Ceci étant, ces modifications peuvent également s’analyser comme une volonté de renforcer la dimension politique de la citoyenneté européenne et œuvrer en ce sens pour une meilleure intégration des citoyens de l’Union en France. Il s’agit d’aller plus loin que les dispositions du droit de l’Union et d’octroyer de nouveaux droits aux citoyens européens résidant en France.
[1] Directive 94/80/CE du Conseil, du 19 décembre 1994, fixant les modalités de l’exercice du droit de vote et d’éligibilité aux élections municipales pour les citoyens de l’Union résidant dans un État membre dont ils n’ont pas la nationalité, JO L 368, 31/12/1994, pp. 38-47.
[2] Directive 94/80/CE, Article 5, alinéa 3 : « Les États membres peuvent disposer que seuls leurs propres ressortissants sont éligibles aux fonctions de chef, d’adjoint ou de suppléant ou encore de membre du collège directeur de l’exécutif d’une collectivité locale de base si ces personnes sont élues pour exercer ces fonctions pendant la durée du mandat ».
Article 3
La souveraineté nationale appartient au peuple qui l’exerce par ses représentants et par la voie du référendum.
Aucune section du peuple ni aucun individu ne peut s’en attribuer l’exercice.
Le suffrage peut être direct ou indirect dans les conditions prévues par la Constitution. Il est toujours universel, égal et secret.
Sont électeurs, dans les conditions déterminées par la loi, tous les nationaux français majeurs des deux sexes, jouissant de leurs droits civils et politiques.
Article 3
La souveraineté nationale appartient au peuple qui l’exerce par ses représentants et par la voie du référendum.
Aucune section du peuple ni aucun individu ne peut s’en attribuer l’exercice.
Le suffrage peut être direct ou indirect dans les conditions prévues par la Constitution. Il est toujours universel, égal et secret.
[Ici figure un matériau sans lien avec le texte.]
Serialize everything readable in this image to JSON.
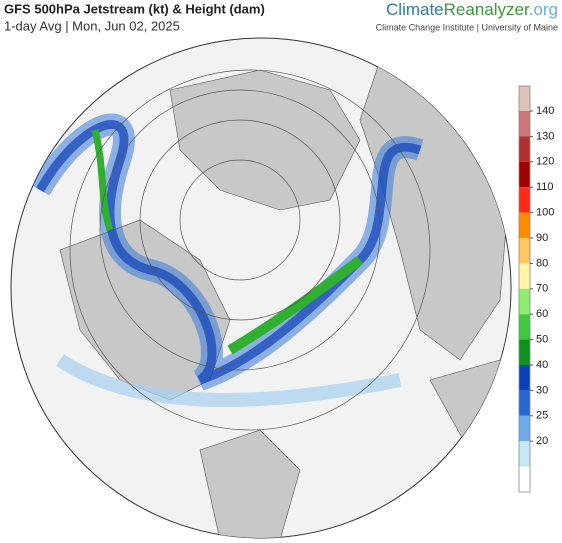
{
  "header": {
    "title": "GFS 500hPa Jetstream (kt) & Height (dam)",
    "subtitle": "1-day Avg | Mon, Jun 02, 2025"
  },
  "logo": {
    "parts": [
      {
        "text": "Climate",
        "color": "#2a7fa0"
      },
      {
        "text": "Reanalyzer",
        "color": "#3a9a3a"
      },
      {
        "text": ".org",
        "color": "#6ab0d8"
      }
    ],
    "tagline": "Climate Change Institute | University of Maine"
  },
  "colorbar": {
    "levels": [
      140,
      130,
      120,
      110,
      100,
      90,
      80,
      70,
      60,
      50,
      40,
      30,
      25,
      20
    ],
    "colors": [
      "#dcc4b8",
      "#c87878",
      "#b03030",
      "#a00000",
      "#ff2a1a",
      "#ff8c00",
      "#ffc860",
      "#fff4a8",
      "#90ec70",
      "#40c840",
      "#109020",
      "#1040b8",
      "#2a68d0",
      "#70a8e8",
      "#c8e6f6",
      "#ffffff"
    ]
  }
}
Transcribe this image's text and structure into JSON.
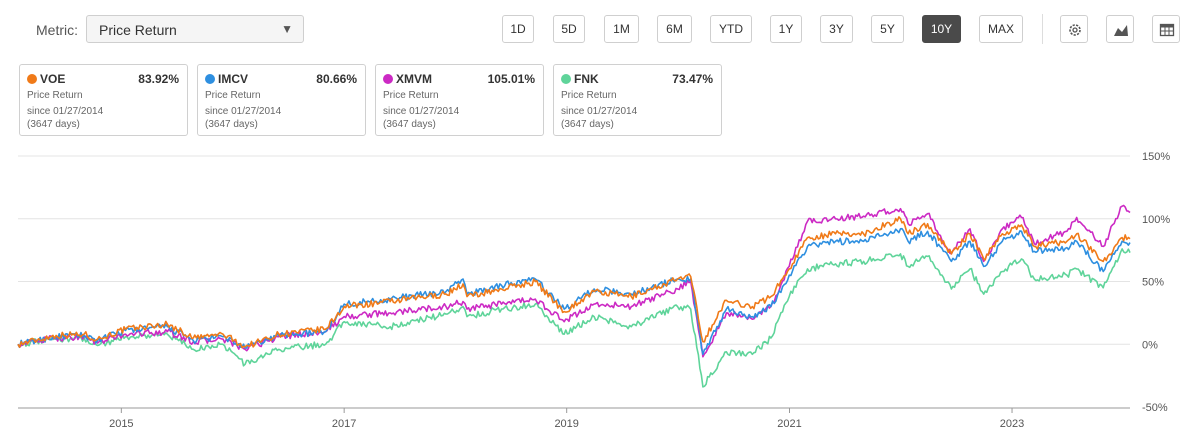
{
  "metric": {
    "label": "Metric:",
    "selected": "Price Return"
  },
  "ranges": [
    {
      "label": "1D",
      "active": false
    },
    {
      "label": "5D",
      "active": false
    },
    {
      "label": "1M",
      "active": false
    },
    {
      "label": "6M",
      "active": false
    },
    {
      "label": "YTD",
      "active": false
    },
    {
      "label": "1Y",
      "active": false
    },
    {
      "label": "3Y",
      "active": false
    },
    {
      "label": "5Y",
      "active": false
    },
    {
      "label": "10Y",
      "active": true
    },
    {
      "label": "MAX",
      "active": false
    }
  ],
  "tools": [
    "settings-icon",
    "area-chart-icon",
    "table-icon"
  ],
  "cards": [
    {
      "ticker": "VOE",
      "ret": "83.92%",
      "metric": "Price Return",
      "since": "since 01/27/2014",
      "days": "(3647 days)",
      "color": "#f07a18"
    },
    {
      "ticker": "IMCV",
      "ret": "80.66%",
      "metric": "Price Return",
      "since": "since 01/27/2014",
      "days": "(3647 days)",
      "color": "#2e8fe0"
    },
    {
      "ticker": "XMVM",
      "ret": "105.01%",
      "metric": "Price Return",
      "since": "since 01/27/2014",
      "days": "(3647 days)",
      "color": "#cc2ac4"
    },
    {
      "ticker": "FNK",
      "ret": "73.47%",
      "metric": "Price Return",
      "since": "since 01/27/2014",
      "days": "(3647 days)",
      "color": "#5fd49a"
    }
  ],
  "chart_data": {
    "type": "line",
    "x_labels": [
      "2015",
      "2017",
      "2019",
      "2021",
      "2023"
    ],
    "y_ticks": [
      150,
      100,
      50,
      0,
      -50
    ],
    "y_tick_labels": [
      "150%",
      "100%",
      "50%",
      "0%",
      "-50%"
    ],
    "ylim": [
      -50,
      150
    ],
    "xlim": [
      "2014-01-27",
      "2024-01-23"
    ],
    "grid": true,
    "series": [
      {
        "name": "VOE",
        "color": "#f07a18",
        "points": [
          [
            "2014-01-27",
            0
          ],
          [
            "2014-06-01",
            7
          ],
          [
            "2014-09-01",
            8
          ],
          [
            "2014-10-15",
            4
          ],
          [
            "2015-01-15",
            12
          ],
          [
            "2015-06-01",
            16
          ],
          [
            "2015-08-25",
            5
          ],
          [
            "2015-12-01",
            8
          ],
          [
            "2016-02-11",
            -2
          ],
          [
            "2016-06-01",
            8
          ],
          [
            "2016-11-01",
            12
          ],
          [
            "2017-01-01",
            30
          ],
          [
            "2017-06-01",
            34
          ],
          [
            "2017-12-01",
            40
          ],
          [
            "2018-01-26",
            48
          ],
          [
            "2018-02-08",
            38
          ],
          [
            "2018-06-01",
            44
          ],
          [
            "2018-09-20",
            50
          ],
          [
            "2018-12-24",
            26
          ],
          [
            "2019-04-01",
            42
          ],
          [
            "2019-08-01",
            38
          ],
          [
            "2019-12-31",
            52
          ],
          [
            "2020-02-12",
            54
          ],
          [
            "2020-03-23",
            2
          ],
          [
            "2020-06-08",
            35
          ],
          [
            "2020-09-01",
            30
          ],
          [
            "2020-11-01",
            38
          ],
          [
            "2020-12-31",
            60
          ],
          [
            "2021-03-01",
            85
          ],
          [
            "2021-06-01",
            88
          ],
          [
            "2021-09-01",
            88
          ],
          [
            "2021-12-31",
            100
          ],
          [
            "2022-01-25",
            88
          ],
          [
            "2022-03-30",
            96
          ],
          [
            "2022-06-16",
            72
          ],
          [
            "2022-08-16",
            88
          ],
          [
            "2022-09-30",
            68
          ],
          [
            "2022-11-30",
            88
          ],
          [
            "2023-02-01",
            95
          ],
          [
            "2023-03-15",
            78
          ],
          [
            "2023-06-30",
            82
          ],
          [
            "2023-08-01",
            88
          ],
          [
            "2023-10-27",
            66
          ],
          [
            "2023-12-28",
            85
          ],
          [
            "2024-01-23",
            84
          ]
        ]
      },
      {
        "name": "IMCV",
        "color": "#2e8fe0",
        "points": [
          [
            "2014-01-27",
            0
          ],
          [
            "2014-06-01",
            6
          ],
          [
            "2014-09-01",
            7
          ],
          [
            "2014-10-15",
            3
          ],
          [
            "2015-01-15",
            11
          ],
          [
            "2015-06-01",
            14
          ],
          [
            "2015-08-25",
            3
          ],
          [
            "2015-12-01",
            6
          ],
          [
            "2016-02-11",
            -3
          ],
          [
            "2016-06-01",
            7
          ],
          [
            "2016-11-01",
            10
          ],
          [
            "2017-01-01",
            32
          ],
          [
            "2017-06-01",
            36
          ],
          [
            "2017-12-01",
            42
          ],
          [
            "2018-01-26",
            52
          ],
          [
            "2018-02-08",
            40
          ],
          [
            "2018-06-01",
            47
          ],
          [
            "2018-09-20",
            52
          ],
          [
            "2018-12-24",
            28
          ],
          [
            "2019-04-01",
            44
          ],
          [
            "2019-08-01",
            40
          ],
          [
            "2019-12-31",
            52
          ],
          [
            "2020-02-12",
            52
          ],
          [
            "2020-03-23",
            -8
          ],
          [
            "2020-06-08",
            28
          ],
          [
            "2020-09-01",
            22
          ],
          [
            "2020-11-01",
            30
          ],
          [
            "2020-12-31",
            55
          ],
          [
            "2021-03-01",
            78
          ],
          [
            "2021-06-01",
            82
          ],
          [
            "2021-09-01",
            82
          ],
          [
            "2021-12-31",
            92
          ],
          [
            "2022-01-25",
            82
          ],
          [
            "2022-03-30",
            90
          ],
          [
            "2022-06-16",
            66
          ],
          [
            "2022-08-16",
            82
          ],
          [
            "2022-09-30",
            62
          ],
          [
            "2022-11-30",
            82
          ],
          [
            "2023-02-01",
            90
          ],
          [
            "2023-03-15",
            74
          ],
          [
            "2023-06-30",
            77
          ],
          [
            "2023-08-01",
            82
          ],
          [
            "2023-10-27",
            58
          ],
          [
            "2023-12-28",
            82
          ],
          [
            "2024-01-23",
            81
          ]
        ]
      },
      {
        "name": "XMVM",
        "color": "#cc2ac4",
        "points": [
          [
            "2014-01-27",
            0
          ],
          [
            "2014-06-01",
            5
          ],
          [
            "2014-09-01",
            6
          ],
          [
            "2014-10-15",
            1
          ],
          [
            "2015-01-15",
            8
          ],
          [
            "2015-06-01",
            10
          ],
          [
            "2015-08-25",
            2
          ],
          [
            "2015-12-01",
            4
          ],
          [
            "2016-02-11",
            -4
          ],
          [
            "2016-06-01",
            6
          ],
          [
            "2016-11-01",
            10
          ],
          [
            "2017-01-01",
            22
          ],
          [
            "2017-06-01",
            25
          ],
          [
            "2017-12-01",
            30
          ],
          [
            "2018-01-26",
            34
          ],
          [
            "2018-02-08",
            28
          ],
          [
            "2018-06-01",
            32
          ],
          [
            "2018-09-20",
            36
          ],
          [
            "2018-12-24",
            18
          ],
          [
            "2019-04-01",
            32
          ],
          [
            "2019-08-01",
            30
          ],
          [
            "2019-12-31",
            44
          ],
          [
            "2020-02-12",
            50
          ],
          [
            "2020-03-23",
            -10
          ],
          [
            "2020-06-08",
            25
          ],
          [
            "2020-09-01",
            20
          ],
          [
            "2020-11-01",
            30
          ],
          [
            "2020-12-31",
            62
          ],
          [
            "2021-03-01",
            98
          ],
          [
            "2021-06-01",
            100
          ],
          [
            "2021-09-01",
            102
          ],
          [
            "2021-12-31",
            108
          ],
          [
            "2022-01-25",
            96
          ],
          [
            "2022-03-30",
            104
          ],
          [
            "2022-06-16",
            72
          ],
          [
            "2022-08-16",
            92
          ],
          [
            "2022-09-30",
            66
          ],
          [
            "2022-11-30",
            92
          ],
          [
            "2023-02-01",
            101
          ],
          [
            "2023-03-15",
            80
          ],
          [
            "2023-06-30",
            90
          ],
          [
            "2023-08-01",
            101
          ],
          [
            "2023-10-27",
            78
          ],
          [
            "2023-12-28",
            110
          ],
          [
            "2024-01-23",
            105
          ]
        ]
      },
      {
        "name": "FNK",
        "color": "#5fd49a",
        "points": [
          [
            "2014-01-27",
            0
          ],
          [
            "2014-06-01",
            4
          ],
          [
            "2014-09-01",
            5
          ],
          [
            "2014-10-15",
            -1
          ],
          [
            "2015-01-15",
            6
          ],
          [
            "2015-06-01",
            8
          ],
          [
            "2015-08-25",
            -4
          ],
          [
            "2015-12-01",
            0
          ],
          [
            "2016-02-11",
            -16
          ],
          [
            "2016-06-01",
            -4
          ],
          [
            "2016-11-01",
            0
          ],
          [
            "2017-01-01",
            18
          ],
          [
            "2017-06-01",
            14
          ],
          [
            "2017-12-01",
            24
          ],
          [
            "2018-01-26",
            30
          ],
          [
            "2018-02-08",
            22
          ],
          [
            "2018-06-01",
            28
          ],
          [
            "2018-09-20",
            32
          ],
          [
            "2018-12-24",
            8
          ],
          [
            "2019-04-01",
            22
          ],
          [
            "2019-08-01",
            14
          ],
          [
            "2019-12-31",
            30
          ],
          [
            "2020-02-12",
            28
          ],
          [
            "2020-03-23",
            -34
          ],
          [
            "2020-06-08",
            -6
          ],
          [
            "2020-09-01",
            -8
          ],
          [
            "2020-11-01",
            5
          ],
          [
            "2020-12-31",
            38
          ],
          [
            "2021-03-01",
            60
          ],
          [
            "2021-06-01",
            64
          ],
          [
            "2021-09-01",
            66
          ],
          [
            "2021-12-31",
            72
          ],
          [
            "2022-01-25",
            62
          ],
          [
            "2022-03-30",
            70
          ],
          [
            "2022-06-16",
            44
          ],
          [
            "2022-08-16",
            60
          ],
          [
            "2022-09-30",
            40
          ],
          [
            "2022-11-30",
            58
          ],
          [
            "2023-02-01",
            68
          ],
          [
            "2023-03-15",
            52
          ],
          [
            "2023-06-30",
            55
          ],
          [
            "2023-08-01",
            60
          ],
          [
            "2023-10-27",
            45
          ],
          [
            "2023-12-28",
            76
          ],
          [
            "2024-01-23",
            73
          ]
        ]
      }
    ]
  }
}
Sont électeurs, dans les conditions déterminées par la loi, tous les nationaux français majeurs des deux sexes, jouissant de leurs droits civils et politiques. Sont également électeurs, dans les mêmes conditions que les nationaux, tous les citoyens européens majeurs des deux sexes résidant en France, pour les élections qui leur sont ouvertes.
Article 88-3
Sous réserve de réciprocité et selon les modalités prévues par le Traité sur l’Union européenne signé le 7 février 1992, le droit de vote et d’éligibilité aux élections municipales peut être accordé aux seuls citoyens de l’Union résidant en France. Ces citoyens ne peuvent exercer les fonctions de maire ou d’adjoint ni participer à la désignation des électeurs sénatoriaux et à l’élection des sénateurs. Une loi organique votée dans les mêmes termes par les deux assemblées détermine les conditions d’application du présent article.
Article 88-3
Sous réserve de réciprocité et Selon les dispositions de droit de l’Union européenne en vigueur, le droit de vote et d’éligibilité aux élections municipales est accordé aux seuls citoyens européens résidant en France. Ces citoyens ne peuvent exercer les fonctions de maire ou d’adjoint ni participer à la désignation des électeurs sénatoriaux et à l’élection des sénateurs. Le droit de vote et d’éligibilité aux élections départementales et régionales peut également être accordé aux citoyens européens résidant en France. Une loi organique votée dans les mêmes termes par les deux assemblées détermine les conditions d’application du présent article.